A key consideration before booking a holiday is how easy it’ll be to quarantine upon your return. If you’re still working from home, for example, it might not pose much of an issue. If not, Coulthurst recommends chatting the decision through with your boss, first.

A government spokesperson confirmed to HuffPost UK that you’ll still need to quarantine for a full 14 days after travel, even if you take a coronavirus test that comes back negative. This is because the virus may be in your system, but not detectable yet.

It’s not just UK quarantines you need to consider

If there are suspected cases of coronavirus where you are, you may need to remain in your hotel room or accommodation for 14 days or move to quarantine facilities.

Beware this is a possibility if you’re prone to cabin fever and can’t stand the thought of being so close, yet so far, from the beach. Doubly important to consider if you’re a parent: will you be able to cope with little ones in one room for 14 days?

(Photo: Deagreez via Getty Images)
(Photo: Deagreez via Getty Images)

You could be left out of pocket

Following travel corridor announcements, “thousands of holidaymakers are likely to be left significantly out of pocket because their airline will refuse to refund them,” according to Rory Boland, travel editor at consumer watchdog Which?.

“Unlike tour operators, airlines now routinely ignore Foreign and Commonwealth Office travel warnings and refuse refunds because, they argue, the flight is still operating,” he explains. “The government wants us to act responsibly and not travel to countries with an FCO warning, but it needs to make it clear to airlines that they, too, need to act responsibly and not ignore government travel advice in an effort to pocket customer cash.”

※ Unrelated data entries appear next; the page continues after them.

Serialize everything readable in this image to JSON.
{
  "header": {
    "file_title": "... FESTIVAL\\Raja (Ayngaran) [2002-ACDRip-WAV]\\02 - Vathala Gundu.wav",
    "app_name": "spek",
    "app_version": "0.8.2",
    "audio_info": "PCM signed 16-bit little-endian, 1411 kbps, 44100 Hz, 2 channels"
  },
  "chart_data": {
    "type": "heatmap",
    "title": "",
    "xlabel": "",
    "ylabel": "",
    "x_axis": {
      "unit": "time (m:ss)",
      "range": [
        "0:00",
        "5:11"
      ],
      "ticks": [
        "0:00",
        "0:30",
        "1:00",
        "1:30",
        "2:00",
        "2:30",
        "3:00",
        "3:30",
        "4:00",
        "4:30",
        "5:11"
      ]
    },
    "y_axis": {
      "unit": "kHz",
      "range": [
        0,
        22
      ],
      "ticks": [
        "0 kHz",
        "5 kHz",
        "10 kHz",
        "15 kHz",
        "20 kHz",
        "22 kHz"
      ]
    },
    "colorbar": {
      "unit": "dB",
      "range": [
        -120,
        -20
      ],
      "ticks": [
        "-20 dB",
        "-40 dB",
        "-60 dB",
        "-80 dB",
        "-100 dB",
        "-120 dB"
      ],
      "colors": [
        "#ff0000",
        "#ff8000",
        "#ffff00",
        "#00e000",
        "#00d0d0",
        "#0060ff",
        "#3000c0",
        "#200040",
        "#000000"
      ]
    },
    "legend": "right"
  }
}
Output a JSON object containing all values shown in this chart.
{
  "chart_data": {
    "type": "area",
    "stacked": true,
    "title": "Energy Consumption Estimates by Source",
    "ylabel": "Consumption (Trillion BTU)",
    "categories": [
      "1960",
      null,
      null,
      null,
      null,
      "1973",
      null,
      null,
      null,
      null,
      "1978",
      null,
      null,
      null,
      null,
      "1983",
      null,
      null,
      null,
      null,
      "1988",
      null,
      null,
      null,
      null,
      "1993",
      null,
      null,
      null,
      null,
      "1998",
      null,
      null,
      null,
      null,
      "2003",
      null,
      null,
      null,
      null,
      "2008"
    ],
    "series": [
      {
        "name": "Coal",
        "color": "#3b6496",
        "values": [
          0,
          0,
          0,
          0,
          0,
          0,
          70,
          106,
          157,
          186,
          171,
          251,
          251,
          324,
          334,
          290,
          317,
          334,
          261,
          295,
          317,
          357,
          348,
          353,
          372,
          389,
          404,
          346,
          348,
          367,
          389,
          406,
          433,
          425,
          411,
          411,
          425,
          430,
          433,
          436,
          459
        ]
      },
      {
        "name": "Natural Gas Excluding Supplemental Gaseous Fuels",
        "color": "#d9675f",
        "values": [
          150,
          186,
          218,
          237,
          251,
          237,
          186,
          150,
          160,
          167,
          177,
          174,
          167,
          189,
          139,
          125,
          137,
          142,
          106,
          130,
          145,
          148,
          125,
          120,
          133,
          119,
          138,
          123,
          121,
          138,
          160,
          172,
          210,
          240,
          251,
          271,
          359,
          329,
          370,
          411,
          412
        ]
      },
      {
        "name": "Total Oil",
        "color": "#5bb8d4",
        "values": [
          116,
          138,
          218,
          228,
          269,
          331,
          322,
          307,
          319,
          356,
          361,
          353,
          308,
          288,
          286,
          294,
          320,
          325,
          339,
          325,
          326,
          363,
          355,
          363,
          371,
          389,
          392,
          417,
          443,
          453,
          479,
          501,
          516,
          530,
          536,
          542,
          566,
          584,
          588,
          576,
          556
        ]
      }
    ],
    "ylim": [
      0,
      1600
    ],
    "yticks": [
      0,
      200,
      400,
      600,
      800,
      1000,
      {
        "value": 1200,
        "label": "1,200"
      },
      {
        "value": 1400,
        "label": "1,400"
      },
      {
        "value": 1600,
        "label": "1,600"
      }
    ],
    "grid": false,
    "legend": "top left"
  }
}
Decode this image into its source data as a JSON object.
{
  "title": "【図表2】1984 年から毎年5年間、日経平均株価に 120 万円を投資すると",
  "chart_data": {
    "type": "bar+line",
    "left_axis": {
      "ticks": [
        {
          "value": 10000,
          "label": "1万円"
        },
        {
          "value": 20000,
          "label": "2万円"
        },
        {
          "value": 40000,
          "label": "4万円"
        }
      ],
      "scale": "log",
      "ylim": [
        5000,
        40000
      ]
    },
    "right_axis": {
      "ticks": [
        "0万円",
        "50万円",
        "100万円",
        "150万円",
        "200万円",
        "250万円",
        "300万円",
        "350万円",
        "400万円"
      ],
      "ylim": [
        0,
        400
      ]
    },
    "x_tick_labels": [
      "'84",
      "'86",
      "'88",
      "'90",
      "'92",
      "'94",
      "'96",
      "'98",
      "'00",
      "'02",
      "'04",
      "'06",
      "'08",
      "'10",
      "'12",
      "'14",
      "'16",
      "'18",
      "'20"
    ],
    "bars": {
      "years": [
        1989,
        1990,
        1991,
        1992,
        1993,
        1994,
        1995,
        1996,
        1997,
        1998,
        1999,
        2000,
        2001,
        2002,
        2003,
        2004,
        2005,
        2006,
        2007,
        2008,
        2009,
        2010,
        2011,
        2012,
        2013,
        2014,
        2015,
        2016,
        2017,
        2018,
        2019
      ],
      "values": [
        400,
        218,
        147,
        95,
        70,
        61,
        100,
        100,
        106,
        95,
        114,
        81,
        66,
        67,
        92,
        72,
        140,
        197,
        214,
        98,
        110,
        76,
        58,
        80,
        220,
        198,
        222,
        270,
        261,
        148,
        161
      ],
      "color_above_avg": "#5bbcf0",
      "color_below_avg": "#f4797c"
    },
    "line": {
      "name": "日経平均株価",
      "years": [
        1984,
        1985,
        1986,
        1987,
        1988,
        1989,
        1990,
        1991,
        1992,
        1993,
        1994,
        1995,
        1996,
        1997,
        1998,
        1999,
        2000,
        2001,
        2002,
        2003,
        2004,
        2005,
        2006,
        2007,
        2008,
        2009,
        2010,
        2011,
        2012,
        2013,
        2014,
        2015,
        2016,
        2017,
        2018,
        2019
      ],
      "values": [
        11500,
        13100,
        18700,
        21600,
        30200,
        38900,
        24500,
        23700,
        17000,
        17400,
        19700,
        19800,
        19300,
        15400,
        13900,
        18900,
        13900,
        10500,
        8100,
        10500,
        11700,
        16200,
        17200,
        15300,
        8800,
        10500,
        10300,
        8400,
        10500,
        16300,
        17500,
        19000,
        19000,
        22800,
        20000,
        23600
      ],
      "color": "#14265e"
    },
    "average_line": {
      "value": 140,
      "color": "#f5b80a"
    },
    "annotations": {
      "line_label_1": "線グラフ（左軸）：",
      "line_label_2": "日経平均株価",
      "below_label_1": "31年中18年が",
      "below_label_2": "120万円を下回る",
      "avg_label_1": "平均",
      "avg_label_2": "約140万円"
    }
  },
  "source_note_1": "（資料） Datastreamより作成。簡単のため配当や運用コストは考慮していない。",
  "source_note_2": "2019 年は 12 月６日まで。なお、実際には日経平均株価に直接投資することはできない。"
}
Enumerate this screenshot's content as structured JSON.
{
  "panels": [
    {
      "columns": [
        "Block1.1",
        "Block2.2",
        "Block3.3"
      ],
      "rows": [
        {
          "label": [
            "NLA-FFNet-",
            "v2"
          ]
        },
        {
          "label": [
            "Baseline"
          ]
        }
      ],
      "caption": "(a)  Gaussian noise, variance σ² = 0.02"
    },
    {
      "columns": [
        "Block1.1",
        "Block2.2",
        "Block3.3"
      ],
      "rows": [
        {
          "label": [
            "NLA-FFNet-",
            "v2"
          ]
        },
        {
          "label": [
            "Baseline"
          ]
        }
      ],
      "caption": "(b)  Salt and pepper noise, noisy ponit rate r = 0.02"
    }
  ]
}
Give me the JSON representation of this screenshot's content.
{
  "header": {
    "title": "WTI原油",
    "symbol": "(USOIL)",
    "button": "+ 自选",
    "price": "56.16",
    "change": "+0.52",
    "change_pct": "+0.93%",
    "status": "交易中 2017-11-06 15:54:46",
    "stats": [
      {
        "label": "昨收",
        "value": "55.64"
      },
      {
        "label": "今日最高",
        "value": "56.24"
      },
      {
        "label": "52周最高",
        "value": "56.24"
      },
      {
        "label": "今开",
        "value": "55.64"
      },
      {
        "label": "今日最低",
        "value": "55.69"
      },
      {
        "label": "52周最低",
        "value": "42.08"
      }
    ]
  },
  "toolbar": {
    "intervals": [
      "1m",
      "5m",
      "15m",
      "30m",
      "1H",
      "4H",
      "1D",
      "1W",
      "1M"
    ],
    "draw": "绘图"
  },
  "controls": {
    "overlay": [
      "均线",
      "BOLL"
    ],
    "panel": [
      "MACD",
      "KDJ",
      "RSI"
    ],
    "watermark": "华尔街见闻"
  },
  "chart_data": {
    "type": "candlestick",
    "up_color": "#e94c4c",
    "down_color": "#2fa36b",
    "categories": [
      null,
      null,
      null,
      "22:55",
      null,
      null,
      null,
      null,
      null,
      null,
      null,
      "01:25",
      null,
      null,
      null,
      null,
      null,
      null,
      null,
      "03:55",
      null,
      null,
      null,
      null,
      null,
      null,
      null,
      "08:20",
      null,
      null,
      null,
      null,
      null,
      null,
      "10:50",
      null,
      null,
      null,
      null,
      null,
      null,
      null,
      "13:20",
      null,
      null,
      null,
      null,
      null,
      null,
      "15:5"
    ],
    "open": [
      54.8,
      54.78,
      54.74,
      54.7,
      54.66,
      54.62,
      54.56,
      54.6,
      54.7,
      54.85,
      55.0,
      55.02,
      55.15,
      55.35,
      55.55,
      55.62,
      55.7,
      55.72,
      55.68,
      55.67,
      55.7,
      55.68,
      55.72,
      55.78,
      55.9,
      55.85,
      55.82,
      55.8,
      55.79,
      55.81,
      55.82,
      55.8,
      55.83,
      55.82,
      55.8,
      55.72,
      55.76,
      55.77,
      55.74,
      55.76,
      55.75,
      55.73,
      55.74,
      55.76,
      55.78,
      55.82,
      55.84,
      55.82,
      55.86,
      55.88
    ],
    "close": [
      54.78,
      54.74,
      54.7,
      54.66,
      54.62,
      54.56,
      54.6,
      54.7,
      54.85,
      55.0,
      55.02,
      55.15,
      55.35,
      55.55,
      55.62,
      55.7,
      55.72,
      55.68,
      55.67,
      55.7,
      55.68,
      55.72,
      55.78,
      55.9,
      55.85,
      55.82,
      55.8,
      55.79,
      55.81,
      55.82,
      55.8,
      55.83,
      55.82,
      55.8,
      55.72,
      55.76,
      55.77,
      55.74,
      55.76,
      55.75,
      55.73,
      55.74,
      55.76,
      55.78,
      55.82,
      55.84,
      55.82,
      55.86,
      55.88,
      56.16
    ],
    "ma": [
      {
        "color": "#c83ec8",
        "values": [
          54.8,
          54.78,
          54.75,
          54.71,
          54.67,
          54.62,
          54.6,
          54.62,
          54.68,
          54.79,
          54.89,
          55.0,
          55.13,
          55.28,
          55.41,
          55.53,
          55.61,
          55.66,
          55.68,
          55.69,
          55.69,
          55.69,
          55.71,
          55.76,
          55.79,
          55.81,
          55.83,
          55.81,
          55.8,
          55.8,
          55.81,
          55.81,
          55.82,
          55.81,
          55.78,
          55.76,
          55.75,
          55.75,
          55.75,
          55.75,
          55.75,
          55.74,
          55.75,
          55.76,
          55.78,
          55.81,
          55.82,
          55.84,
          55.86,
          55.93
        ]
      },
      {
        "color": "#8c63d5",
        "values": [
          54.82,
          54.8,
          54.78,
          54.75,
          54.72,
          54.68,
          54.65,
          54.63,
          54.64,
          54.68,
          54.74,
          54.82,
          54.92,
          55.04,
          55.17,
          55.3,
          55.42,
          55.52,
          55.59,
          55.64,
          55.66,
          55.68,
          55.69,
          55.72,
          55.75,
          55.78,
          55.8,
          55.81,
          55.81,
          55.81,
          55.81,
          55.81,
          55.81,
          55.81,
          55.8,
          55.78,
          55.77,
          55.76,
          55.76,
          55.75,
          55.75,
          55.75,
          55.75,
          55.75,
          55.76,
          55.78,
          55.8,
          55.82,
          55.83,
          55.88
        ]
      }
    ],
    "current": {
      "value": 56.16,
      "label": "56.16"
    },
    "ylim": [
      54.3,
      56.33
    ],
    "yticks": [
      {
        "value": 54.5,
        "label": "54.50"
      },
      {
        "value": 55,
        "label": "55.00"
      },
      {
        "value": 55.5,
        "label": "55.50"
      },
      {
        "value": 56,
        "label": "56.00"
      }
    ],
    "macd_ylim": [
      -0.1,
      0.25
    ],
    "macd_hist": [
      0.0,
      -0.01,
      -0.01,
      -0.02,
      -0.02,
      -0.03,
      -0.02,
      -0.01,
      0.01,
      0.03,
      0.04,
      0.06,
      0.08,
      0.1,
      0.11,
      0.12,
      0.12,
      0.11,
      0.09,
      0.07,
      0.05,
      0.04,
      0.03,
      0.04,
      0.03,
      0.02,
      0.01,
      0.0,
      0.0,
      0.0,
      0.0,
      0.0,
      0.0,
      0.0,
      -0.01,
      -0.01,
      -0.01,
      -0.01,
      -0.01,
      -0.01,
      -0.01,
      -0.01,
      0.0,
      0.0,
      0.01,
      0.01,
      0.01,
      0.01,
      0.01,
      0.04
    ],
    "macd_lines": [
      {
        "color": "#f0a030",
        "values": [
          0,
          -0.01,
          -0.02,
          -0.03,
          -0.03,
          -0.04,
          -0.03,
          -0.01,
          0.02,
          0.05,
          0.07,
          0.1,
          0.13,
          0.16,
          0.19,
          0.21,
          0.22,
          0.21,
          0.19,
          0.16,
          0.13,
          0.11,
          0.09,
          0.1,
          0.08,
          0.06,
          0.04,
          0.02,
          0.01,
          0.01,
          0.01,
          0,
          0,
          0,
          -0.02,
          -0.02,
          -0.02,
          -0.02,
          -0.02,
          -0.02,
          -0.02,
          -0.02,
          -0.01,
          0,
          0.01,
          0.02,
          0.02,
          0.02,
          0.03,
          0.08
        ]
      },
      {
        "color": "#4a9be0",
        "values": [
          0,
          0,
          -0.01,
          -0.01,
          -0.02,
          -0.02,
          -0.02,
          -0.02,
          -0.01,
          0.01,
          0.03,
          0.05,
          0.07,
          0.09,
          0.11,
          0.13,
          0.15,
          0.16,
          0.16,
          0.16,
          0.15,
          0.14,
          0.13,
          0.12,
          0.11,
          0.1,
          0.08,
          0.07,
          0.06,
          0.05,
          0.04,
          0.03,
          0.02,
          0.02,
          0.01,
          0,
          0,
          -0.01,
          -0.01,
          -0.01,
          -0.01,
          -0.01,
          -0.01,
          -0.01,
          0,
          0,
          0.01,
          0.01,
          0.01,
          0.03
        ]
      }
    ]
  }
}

Some airlines and train companies are allowing passengers to change their departure date for free. However, in many cases the no-fee policy can only be used up to a certain date before departure, explains Coulthurst.

Many providers require you to pay change fees closer to the date of departure. Eurostar requires changes without fees up to a fortnight before, as do easyJet. “It’s one week before with Ryanair,” adds Coulthurst. “Passengers may be under the false belief that no change fees apply at any time up to the departure date.”

Flights are relatively cheap at the moment, so Coulthurst says some passengers may have bagged a £50 return flight, only to now be facing a £90 charge to change the date.

“It makes it pointless to change and so people are likely to have to give up and lose money,” she says. “Some airlines are proactively communicating their no fee change flexible policy, but not being as proactive about communicating the parameters of it, which gives people false hope that they can change it.”

If you do decide to book...

Coulthurst recommends following these steps to limit the risks of travel chaos:

  • Look at coronavirus rates for the country which you are thinking of visiting – Worldometer is a good site for this.

  • Check and double check the entry requirements of the country which you are looking to travel to. Don’t rely on the government exemption lists.

  • Book a package. Yes, some providers have been struggling to pay back refunds in time, but things are getting better. With a package, you know that you can cancel if FCO advice changes to essential travel only.

  • Book on a credit card for extra Consumer Credit Act protection.

  • Take your free EHIC card to Europe (make sure it is up to date) – you can use it up to 31 Dec.

  • Get good travel insurance in place.

  • Be aware of the Ts and Cs of the company you are signing up to.